Can getting angry ever be good for you? Is anger a cause or a symptom of mental illness? Do men get angry more often than women? Does anger always have to be a part of life?
Aristotle is quoted as saying: “Anybody can become angry – that is easy, but to be angry with the right person and to the right degree and at the right time and for the right purpose, and in the right way – that is not within everybody’s power and is not easy.”
And he’s got a point: learning to use your anger effectively and control its ineffective outbursts or uncomfortable suppression is not easy.

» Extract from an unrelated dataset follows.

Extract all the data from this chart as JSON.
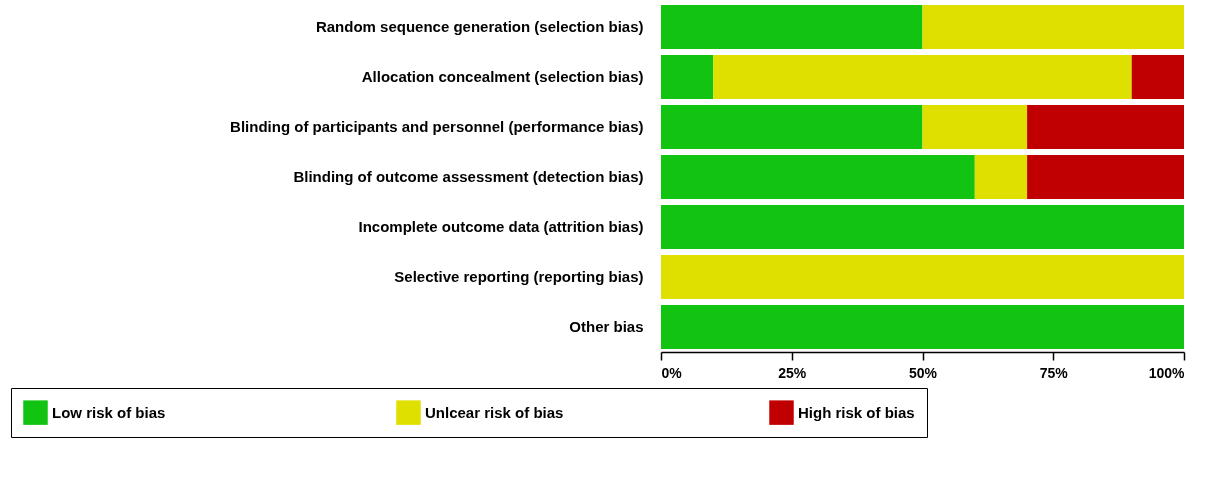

Moodsurfing has explored the topic of anger, especially unhealthy anger, in a variety of ways and we have seen its strong health effects – both of succumbing to anger and also of learning to control how it is expressed. We have always encouraged people to learn anger management and negotiation skills to reduce aggression and the potential for violence.
Some studies have shown that anger can, in some circumstances, increase motivation to succeed and goad people to persist longer towards their goals. There is also some evidence that showing anger and stubbornness in settings like business negotiations or job interviews can be viewed favorably, at least in men, although women are thought to more often be viewed unfavorably if showing anger in similar situations.
However, most of us are more familiar with the down sides of anger: explosive rage that drives away the very people who might be able to help us meet our needs; suppressed rage that can turn into depression; chronic hostility that is associated with increased rates of stress and heart disease.
In the brain, anger functions through a complex network of interconnections. When something goes against our expectations or desires, an alarm is triggered in the amygdala, which is responsible for the well-known “fight or flight” response. However, signals are then sent to the prefrontal cortex, which is the area responsible for reasoning and decision making. What is the context? What are we trying to achieve? What is a rational response to this situation? If the prefrontal cortex is stronger, we control our angry response and channel it into productive actions.
There is some evidence that women tend to have stronger and larger prefrontal cortexes than men do, so that although they get just as mad, just as often, they are less likely than men to lash out or use anger towards aggressive responses. Whether this is inborn or a result of early training is, of course, still a source of ongoing controversy.
So how can you learn to use your anger as Aristotle proposes? Maybe it’s “not within everybody’s power” – or maybe it is. We suggest Cognitive Behavior Therapy (CBT) as a strategy that has given a lot of help to a lot of people, teaching them to strengthen their rational responses to “dangerous thoughts” and build more emotionally intelligent foundations to their daily lives.